Unfortunately, not every television show made can be the next Breaking Bad, The Wire, or Kid Nation. Some won't be good and some will be downright bad. Years of experience has taught us that we tend to get a lot of these during the big fall push by the networks when they show off their new wares, but this season, things are a tiny bit different! For the better! The amount of absolute stinkers is down, while the number of "ehhh, whatever" shows is on the rise. Hence, our list of the five worst pilots of the fall season focuses not only on the shows that are not as good as the rest, but decent shows that have major problems that will hopefully be fixed down the line. Watch these at your own risk!
Premieres: Tuesday, September 22 at 8pm
Better known as The Show With John Stamos, this shlock stars the former Full House heartthrob as a playboy restauranteur (okay) who discovers that he has a full-grown son (ugh) from an old fling, and his son has a baby daughter, making Stamos' character an unexpected grandfather (UGH). Grandfathered, get it? You can already see Stamos making a "stinky diaper" face when he's left in charge of the little one while Table 30 waits for their veal piccata. Elsewhere, Josh Peck stars as the meek son with his own relationship problems, and it's up to studly dad to show him the ropes. But did they have to make Peck's character so helpless? Yep, because this is The John Stamos Show.
Dr. Ken (ABC)
Premieres: Friday, October 2 at 8:30pm
Community's Ken Jeong can't save this changtastrophe about a doctor (Jeong, who was a real doctor before turning to acting) with poor bedside manner. Jeong's not bad in Dr. Ken and brings a ton of his wound-up energy to the show, but the material he has to work with (and the laugh track) bring him down. This multi-cam comedy broke the speed record for failing the Butt Stuff Joke test by making its very first line of dialogue a joke about rectal exams. It's downhill from there. Trophy Wife's adorable Albert Tsai is trapped in this as Jeong's son, so expect #SaveAlbertTsai to start trending in a few weeks.

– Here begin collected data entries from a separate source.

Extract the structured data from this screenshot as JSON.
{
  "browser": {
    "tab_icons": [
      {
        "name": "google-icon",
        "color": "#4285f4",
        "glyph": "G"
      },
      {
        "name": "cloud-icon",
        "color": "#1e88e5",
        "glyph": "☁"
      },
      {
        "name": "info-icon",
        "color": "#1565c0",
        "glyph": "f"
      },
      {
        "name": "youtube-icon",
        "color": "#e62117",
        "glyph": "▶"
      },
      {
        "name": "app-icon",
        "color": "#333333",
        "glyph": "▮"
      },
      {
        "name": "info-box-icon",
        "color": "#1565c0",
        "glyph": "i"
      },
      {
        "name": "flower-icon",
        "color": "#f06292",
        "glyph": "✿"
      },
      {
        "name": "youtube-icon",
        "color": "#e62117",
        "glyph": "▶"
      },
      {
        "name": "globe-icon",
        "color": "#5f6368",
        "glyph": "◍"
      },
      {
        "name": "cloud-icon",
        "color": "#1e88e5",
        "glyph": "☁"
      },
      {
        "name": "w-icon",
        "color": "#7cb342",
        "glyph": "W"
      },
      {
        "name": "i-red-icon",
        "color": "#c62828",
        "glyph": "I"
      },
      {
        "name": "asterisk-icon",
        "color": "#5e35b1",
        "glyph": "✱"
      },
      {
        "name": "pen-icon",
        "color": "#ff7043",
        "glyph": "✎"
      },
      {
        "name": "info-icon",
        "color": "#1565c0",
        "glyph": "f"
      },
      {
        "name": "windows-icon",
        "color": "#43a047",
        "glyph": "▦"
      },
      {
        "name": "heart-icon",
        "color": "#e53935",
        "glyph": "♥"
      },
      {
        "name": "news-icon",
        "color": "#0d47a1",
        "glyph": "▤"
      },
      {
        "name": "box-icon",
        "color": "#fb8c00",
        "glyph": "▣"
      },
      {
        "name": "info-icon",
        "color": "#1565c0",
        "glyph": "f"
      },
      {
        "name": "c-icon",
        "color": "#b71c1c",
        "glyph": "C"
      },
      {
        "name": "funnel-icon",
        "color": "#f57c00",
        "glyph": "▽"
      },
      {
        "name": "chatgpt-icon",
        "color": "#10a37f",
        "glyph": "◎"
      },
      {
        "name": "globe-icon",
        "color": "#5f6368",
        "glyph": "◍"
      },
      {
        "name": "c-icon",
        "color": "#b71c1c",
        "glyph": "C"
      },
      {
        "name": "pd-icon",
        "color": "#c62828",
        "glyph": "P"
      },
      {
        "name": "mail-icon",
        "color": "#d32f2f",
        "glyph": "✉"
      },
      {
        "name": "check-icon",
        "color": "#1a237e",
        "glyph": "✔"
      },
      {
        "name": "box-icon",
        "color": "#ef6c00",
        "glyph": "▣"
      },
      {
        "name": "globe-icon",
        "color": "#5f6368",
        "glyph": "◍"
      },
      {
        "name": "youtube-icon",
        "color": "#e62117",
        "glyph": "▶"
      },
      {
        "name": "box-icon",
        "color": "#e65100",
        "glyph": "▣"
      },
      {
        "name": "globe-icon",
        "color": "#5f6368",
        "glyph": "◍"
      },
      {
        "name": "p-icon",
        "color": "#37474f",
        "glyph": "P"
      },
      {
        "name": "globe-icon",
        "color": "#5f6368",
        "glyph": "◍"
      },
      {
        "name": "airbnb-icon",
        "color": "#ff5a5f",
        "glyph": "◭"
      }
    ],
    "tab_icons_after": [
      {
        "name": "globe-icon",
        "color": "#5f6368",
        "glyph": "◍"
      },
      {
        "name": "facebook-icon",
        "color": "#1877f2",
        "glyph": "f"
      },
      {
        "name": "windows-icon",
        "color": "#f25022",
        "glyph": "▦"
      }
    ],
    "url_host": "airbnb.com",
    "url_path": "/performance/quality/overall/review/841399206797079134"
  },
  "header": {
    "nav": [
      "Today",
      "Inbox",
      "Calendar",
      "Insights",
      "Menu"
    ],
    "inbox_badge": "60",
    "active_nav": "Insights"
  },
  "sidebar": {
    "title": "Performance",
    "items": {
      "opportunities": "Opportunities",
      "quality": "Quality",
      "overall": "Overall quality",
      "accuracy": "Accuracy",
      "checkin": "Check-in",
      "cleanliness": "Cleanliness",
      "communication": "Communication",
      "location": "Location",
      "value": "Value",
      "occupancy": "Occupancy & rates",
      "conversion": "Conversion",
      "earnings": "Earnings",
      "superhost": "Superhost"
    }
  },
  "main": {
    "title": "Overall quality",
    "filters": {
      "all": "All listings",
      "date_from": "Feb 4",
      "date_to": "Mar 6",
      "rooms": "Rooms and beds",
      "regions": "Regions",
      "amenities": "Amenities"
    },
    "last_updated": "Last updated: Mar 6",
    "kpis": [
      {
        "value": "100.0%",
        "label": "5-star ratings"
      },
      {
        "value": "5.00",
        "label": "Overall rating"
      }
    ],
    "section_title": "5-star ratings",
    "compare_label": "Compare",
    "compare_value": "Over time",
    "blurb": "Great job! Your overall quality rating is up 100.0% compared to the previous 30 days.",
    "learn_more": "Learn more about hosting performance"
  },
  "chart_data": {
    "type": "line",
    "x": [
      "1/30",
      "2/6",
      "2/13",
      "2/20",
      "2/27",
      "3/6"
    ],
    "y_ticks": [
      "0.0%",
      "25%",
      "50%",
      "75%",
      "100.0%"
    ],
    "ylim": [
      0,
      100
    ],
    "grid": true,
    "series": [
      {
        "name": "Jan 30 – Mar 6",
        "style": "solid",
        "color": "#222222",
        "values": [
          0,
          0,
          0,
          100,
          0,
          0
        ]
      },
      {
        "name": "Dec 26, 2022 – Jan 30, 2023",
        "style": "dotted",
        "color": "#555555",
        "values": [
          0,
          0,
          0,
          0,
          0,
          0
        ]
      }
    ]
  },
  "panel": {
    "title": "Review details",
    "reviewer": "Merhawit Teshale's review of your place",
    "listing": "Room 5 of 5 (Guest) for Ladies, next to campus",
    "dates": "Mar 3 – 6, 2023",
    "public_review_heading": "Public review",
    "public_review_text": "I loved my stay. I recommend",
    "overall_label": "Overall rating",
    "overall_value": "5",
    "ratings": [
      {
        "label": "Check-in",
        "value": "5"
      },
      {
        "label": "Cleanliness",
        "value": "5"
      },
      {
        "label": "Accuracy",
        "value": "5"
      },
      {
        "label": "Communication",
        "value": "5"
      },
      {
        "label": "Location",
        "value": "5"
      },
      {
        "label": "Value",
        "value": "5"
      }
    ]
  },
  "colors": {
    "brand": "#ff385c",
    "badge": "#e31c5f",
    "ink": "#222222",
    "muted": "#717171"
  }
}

Premieres: Monday, September 21 at 10pm
Why so serious, Blindspot? The much-hyped-by-NBC drama thinks it's an Oscar-winning tough-guy movie, but it's really the latest forced contortion of a network procedural drama trying to freshen up a stale genre in absurd ways. Yeah, it's about an FBI guy (Sullivan Stapleton) who solves crimes, but he does it by reading the tattoos all over the body of a Jane Doe (Jaime Alexander) who can't remember who she is or why she wound up naked in a duffle bag in Times Square. If we had a nickel, lady. Just deal with it. There's zero amount of fun in the show as characters bark orders at each other like a pack of grumps, and the seriousness doesn't work under network decency standards.
Truth Be Told (NBC)
Premieres: Friday, October 16 at 8:30pm
Actually, Truth Be Told isn't terrible terrible, but the premise sold to us (BFF couples who are also neighbors tell it like it is) wasn't what we saw in the pilot. Mark-Paul Gosselaar and Tone Bell star as the husbands in these friendly couples, and the focus quickly devolves into how much typical guy shit they can get away with without their wives knowing instead of involving anything of substance or a solid point of view, which was made all the more apparent after the strong run of the superior (and also multi-cam) The Carmichael Show this summer. Bell's great, but truth be told? The rest of the show is not.
Minority Report (Fox)
Premieres: Monday, September 21 at 9pm
Though it's based on the 2002 film, which was adapted from a Philip K. Dick short story, Minority Report is but a mere police procedural stuck in the future. There might be some pilots that were worse than this, but our disappointment in Fox taking a promising concept—a man can see crimes before they happen—and turning it into something generic was enough to put the show on the list. There's no reason Minority Report needs to be set in the future based on its premise, but the show takes every opportunity to show off future doodads and gizmos as if they're important to the story. They're not. Make the sci-fi part of the actual core of the story, and get back to us, Minority Report.